Which is why many realtors prepare themselves for the possibility that every home will require a careful examination, and possibly a tough conversation with a seller or tenant who may be quite proud of their very unique taste.

One Cape Cod realtor encountered this issue when a friend of hers asked her to check in on a rental property he was planning to sell. Her friend was hoping for a professional opinion on what work would need to be done before the home was placed on the market. The Yarmouth house was being rented to an elderly woman who’d lived in the house for a long time, and who was moving into an assisted living facility.

As the realtor found, a lot of work was needed.

“I went over, and I knocked on the door. She opened the door half an inch and I said ‘Hi, Dick told you I’d be coming’ and she said ‘oh dear, yes.’ And she pulled the door open, and it was like an episode of the Twilight Zone, because she had thousands of stuffed teddy bears glued to the walls and ceilings and every inch of the floor,” the realtor recalls. “There was a tiny path you couldn’t even fit two feet in, you had to put one foot in front of the other. They were glued to the mantle and walls. It was the creepiest…She gave me a tour and there was not one inch of the kitchen and living room that you could see. There were little ones, big ones, ones with clown faces. She was so proud of them. I remember thinking ‘I can’t insult this lady.’ That was by far the most disturbing scene I’ve ever had walking into a house.”

The owner of the home ended up sending in a crew to scrape the bears off the wall.
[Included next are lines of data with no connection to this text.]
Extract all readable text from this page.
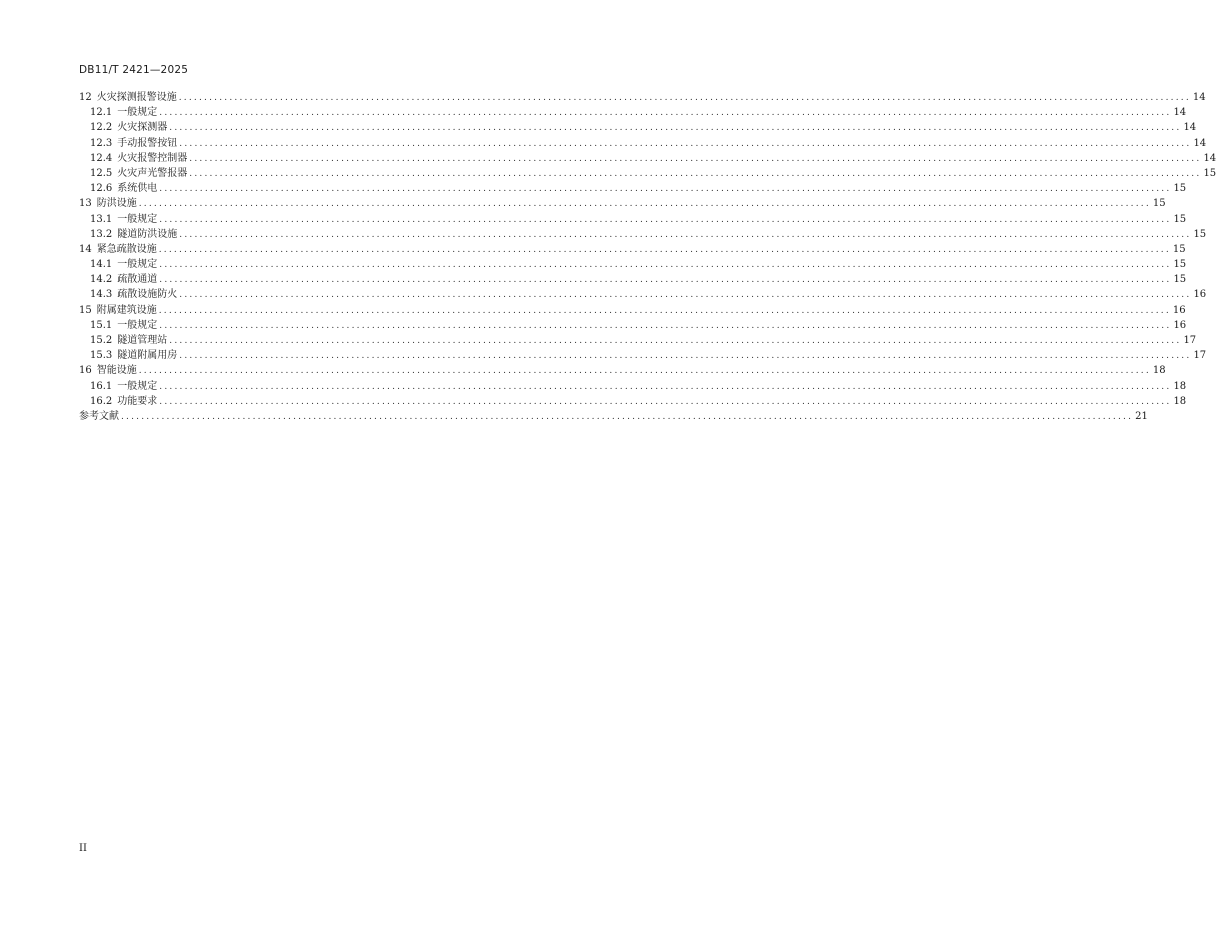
DB11/T 2421—2025
12 火灾探测报警设施 ........................................................................................................................................................................................................ 14
12.1 一般规定 ........................................................................................................................................................................................................ 14
12.2 火灾探测器 ........................................................................................................................................................................................................ 14
12.3 手动报警按钮 ........................................................................................................................................................................................................ 14
12.4 火灾报警控制器 ........................................................................................................................................................................................................ 14
12.5 火灾声光警报器 ........................................................................................................................................................................................................ 15
12.6 系统供电 ........................................................................................................................................................................................................ 15
13 防洪设施 ........................................................................................................................................................................................................ 15
13.1 一般规定 ........................................................................................................................................................................................................ 15
13.2 隧道防洪设施 ........................................................................................................................................................................................................ 15
14 紧急疏散设施 ........................................................................................................................................................................................................ 15
14.1 一般规定 ........................................................................................................................................................................................................ 15
14.2 疏散通道 ........................................................................................................................................................................................................ 15
14.3 疏散设施防火 ........................................................................................................................................................................................................ 16
15 附属建筑设施 ........................................................................................................................................................................................................ 16
15.1 一般规定 ........................................................................................................................................................................................................ 16
15.2 隧道管理站 ........................................................................................................................................................................................................ 17
15.3 隧道附属用房 ........................................................................................................................................................................................................ 17
16 智能设施 ........................................................................................................................................................................................................ 18
16.1 一般规定 ........................................................................................................................................................................................................ 18
16.2 功能要求 ........................................................................................................................................................................................................ 18
参考文献 ........................................................................................................................................................................................................ 21
II
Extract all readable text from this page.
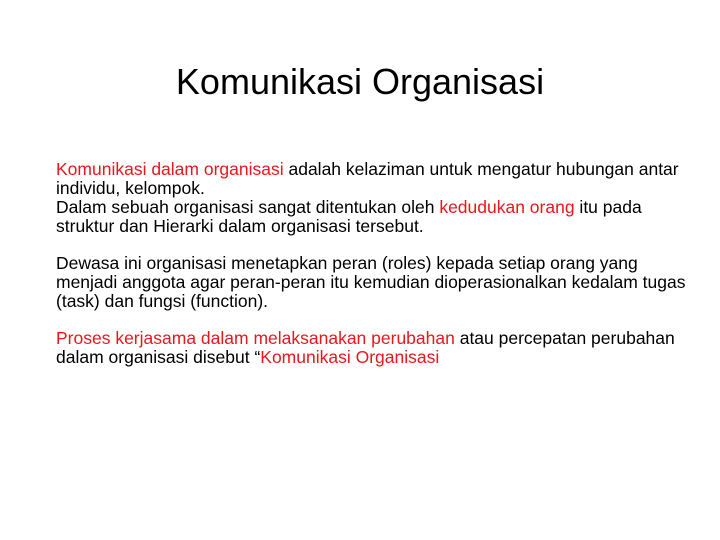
Komunikasi Organisasi

Komunikasi dalam organisasi adalah kelaziman untuk mengatur hubungan antar individu, kelompok.

Dalam sebuah organisasi sangat ditentukan oleh kedudukan orang itu pada struktur dan Hierarki dalam organisasi tersebut.

Dewasa ini organisasi menetapkan peran (roles) kepada setiap orang yang menjadi anggota agar peran-peran itu kemudian dioperasionalkan kedalam tugas (task) dan fungsi (function).

Proses kerjasama dalam melaksanakan perubahan atau percepatan perubahan dalam organisasi disebut “Komunikasi Organisasi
There were so many they ended up filling a dumpster, though the renter was able to save some to bring with her to her new home.

And she’s hardly the only resident to really personalize her home over the years. One Boston-based realtor with Coldwell Banker found people in city apartments have an amazing ability to fill even the tiniest of spaces, including one client who was a hoarder.

“It was quite fun, because if you needed a toothbrush, they had it, and if you needed a spotted elephant statue, they had that too,” the realtor says. “They had dry cleaner bags, thousands of those, and fifty years of newspapers and those created the pathways from one room to another…Soda cans, cartons of cucumbers or something, those were all there. Anything you think you’d get rid of, that was in there. And that was in Beacon Hill.”

And working with a staging company doesn’t always guarantee success.

“I’ve had staging companies stage ripped and torn furniture in condos that I’ve sold,” says Katherine Kranenburg, an associate out of Gibson Sotheby’s International Realty’s office location in Wellesley. “I used this one stager for condos and the price was right. They’re used to getting in and out of small spaces. I got to the point where the relationship was built and I didn’t have to monitor them. I had a trust in them everything would be ok.”

Unfortunately, that trust was broken with one fateful condo: “When I came upstairs and opened the door, there were ripped (arms on the sofa). You can’t hide that with a pillow.”

And of course, sometimes it’s the questionable interior design choices of a homeowner that realtors are left to contend with in their budding decorator’s wake. One Boston- based realtor says she encountered sellers whose more…personal hobbies…were evident in the design of the home, prompting an awkward conversation with a couple selling their home equipped with its own sex dungeon.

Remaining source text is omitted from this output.